Zu ihrer Überraschung hörte sie nicht die Gesänge, wie sie gehofft hatte, sondern nur eine Reihe von „mmmmm“-Lauten.

Ich war so nervös, dass ich ganz vergessen habe, dass ich etwas im Mund hatte.

Hä? Das Ding fühlt sich weich an und riecht sogar ein bisschen gut... Wow, es ist tatsächlich essbar!

Dieser Geist ernährt sich selbst?!

Lin Feifei öffnete sofort die Augen, und vor ihr erschien ein etwas ungewohntes, amüsiertes Gesicht. Seine ohnehin schon geschwungenen Mundwinkel und Augen waren nun noch stärker nach oben gezogen, und er sah sie grinsend an.

Verrückter Mönch!

Die

Lin Feifei riss sich sofort das Essen aus dem Mund: "Haha, du bist es!"

Er ließ Lin Feifeis Schwert los, faltete die Hände zum Gebet und sagte: „Es ist wahrlich dieser demütige Mönch.“

Sein Tonfall war so ehrlich, dass er nicht ehrlicher sein konnte; allein beim Hören seiner Stimme würde niemand glauben, dass ein so ehrlicher Tonfall aus seinem geschwungenen Mund kommen könnte.
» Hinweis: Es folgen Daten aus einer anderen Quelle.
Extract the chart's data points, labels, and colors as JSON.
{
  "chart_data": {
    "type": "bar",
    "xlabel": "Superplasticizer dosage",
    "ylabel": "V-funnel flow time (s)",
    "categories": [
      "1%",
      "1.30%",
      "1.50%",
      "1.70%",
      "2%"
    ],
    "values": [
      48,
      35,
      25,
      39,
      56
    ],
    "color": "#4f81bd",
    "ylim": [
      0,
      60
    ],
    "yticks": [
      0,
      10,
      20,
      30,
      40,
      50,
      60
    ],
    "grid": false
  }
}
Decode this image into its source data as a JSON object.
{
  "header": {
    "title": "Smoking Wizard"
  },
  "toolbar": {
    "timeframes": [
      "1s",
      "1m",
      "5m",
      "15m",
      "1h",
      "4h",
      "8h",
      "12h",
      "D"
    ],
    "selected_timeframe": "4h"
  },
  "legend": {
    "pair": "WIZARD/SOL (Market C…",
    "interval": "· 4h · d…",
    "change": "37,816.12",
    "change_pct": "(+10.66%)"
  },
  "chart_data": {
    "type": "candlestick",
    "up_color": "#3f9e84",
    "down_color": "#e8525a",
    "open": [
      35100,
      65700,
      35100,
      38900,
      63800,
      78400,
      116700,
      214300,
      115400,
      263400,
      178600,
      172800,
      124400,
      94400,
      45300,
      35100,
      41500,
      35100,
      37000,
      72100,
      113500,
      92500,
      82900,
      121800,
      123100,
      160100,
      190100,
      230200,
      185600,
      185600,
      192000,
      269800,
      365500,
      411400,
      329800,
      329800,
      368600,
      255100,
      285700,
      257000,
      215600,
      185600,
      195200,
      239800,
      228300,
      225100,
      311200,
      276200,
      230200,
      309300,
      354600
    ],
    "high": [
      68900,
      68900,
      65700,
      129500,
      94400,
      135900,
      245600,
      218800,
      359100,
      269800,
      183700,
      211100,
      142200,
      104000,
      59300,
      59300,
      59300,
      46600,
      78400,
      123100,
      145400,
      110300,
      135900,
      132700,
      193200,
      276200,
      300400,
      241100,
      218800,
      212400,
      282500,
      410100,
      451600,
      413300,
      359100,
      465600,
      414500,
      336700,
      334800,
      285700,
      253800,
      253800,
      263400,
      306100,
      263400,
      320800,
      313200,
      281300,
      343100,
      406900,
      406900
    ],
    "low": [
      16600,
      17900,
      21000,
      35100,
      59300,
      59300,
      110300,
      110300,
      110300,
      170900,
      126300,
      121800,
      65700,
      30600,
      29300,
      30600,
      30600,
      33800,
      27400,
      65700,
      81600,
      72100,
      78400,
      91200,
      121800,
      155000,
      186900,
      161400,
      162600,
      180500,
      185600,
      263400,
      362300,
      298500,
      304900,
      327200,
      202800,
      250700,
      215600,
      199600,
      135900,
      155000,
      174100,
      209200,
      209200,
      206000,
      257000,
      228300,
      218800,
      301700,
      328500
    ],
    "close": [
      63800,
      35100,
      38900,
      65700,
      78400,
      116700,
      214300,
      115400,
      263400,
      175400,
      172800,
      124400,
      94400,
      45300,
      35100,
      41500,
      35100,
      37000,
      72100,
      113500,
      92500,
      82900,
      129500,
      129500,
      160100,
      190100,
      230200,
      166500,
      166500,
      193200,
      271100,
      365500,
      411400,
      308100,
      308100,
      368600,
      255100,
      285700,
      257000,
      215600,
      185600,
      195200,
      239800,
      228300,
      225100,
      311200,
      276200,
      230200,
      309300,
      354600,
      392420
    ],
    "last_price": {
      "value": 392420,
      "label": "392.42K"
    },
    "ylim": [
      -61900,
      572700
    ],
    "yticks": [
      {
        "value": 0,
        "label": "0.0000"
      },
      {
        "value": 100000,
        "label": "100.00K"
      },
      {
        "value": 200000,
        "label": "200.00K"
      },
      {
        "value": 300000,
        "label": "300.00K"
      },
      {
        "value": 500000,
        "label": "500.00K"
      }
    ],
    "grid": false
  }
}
Lin Feifei betrachtete, was sie in den Händen hielt, und musste dann gleichzeitig lachen und weinen: „Das …“

Das war kinderleicht!

Der verrückte Mönch brachte ihn zum Schweigen, breitete die Hände aus, blinzelte und sagte ehrlich: „Ich, der einfache Mönch, fürchte, dass der junge taoistische Priester die Leute anlocken könnte. Ich habe zufällig nur dieses Stück Kuchen und dieses Stück Erde in den Händen. Ihm Kuchen zu geben ist besser als Erde, nicht wahr?“

„Das klingt plausibel“, sagte Lin Feifei, blickte auf den Schlamm an seiner linken Hand, nickte hilflos und fragte dann neugierig: „Wie bist du da reingekommen?“

„Dieser bescheidene Mönch hat eine Frage, die ich dem jungen taoistischen Priester stellen möchte, deshalb bin ich hereingekommen.“

Und tatsächlich wurde Lin Feifeis Aufmerksamkeit abgelenkt: „Frag mich?“

„Tatsächlich“, der verrückte Mönch musterte sie lange, dann schüttelte er ungläubig den Kopf, „seltsam… junger taoistischer Priester, vor einem Jahr konntest du noch nicht die Zukunft vorhersagen, du scheinst ein Mensch aus dieser Zeit zu sein…“

Lin Feifei war zunächst verblüfft, dann überglücklich, packte ihn und sagte: „Du hast es auch herausgefunden? Sag mir schnell, wie komme ich zurück? Wie kann ich zurück?“

Bevor der verrückte Mönch antworten konnte, fing sie wieder an zu weinen: "55555 Meister, bitte bringen Sie mich zurück! Meine Eltern werden Ihnen so dankbar sein! Ich will zurück! 5555..."

Der verrückte Mönch aber war überglücklich, seine Entdeckung bestätigt gesehen zu haben. Ihre Tränen ignorierend, setzte er sich auf einen Felsen und rief aus: „Ich habe erst jetzt gelernt, Qi wahrzunehmen. Es stimmt! Ausgezeichnet!“

„Von wegen!“, rief Lin Feifei wütend und stampfte mit dem Fuß auf. „Das ist überhaupt nicht gut. Beeilt euch und bringt mich zurück!“

Da erinnerte sich der verrückte Mönch an diesen Satz und war sofort beunruhigt.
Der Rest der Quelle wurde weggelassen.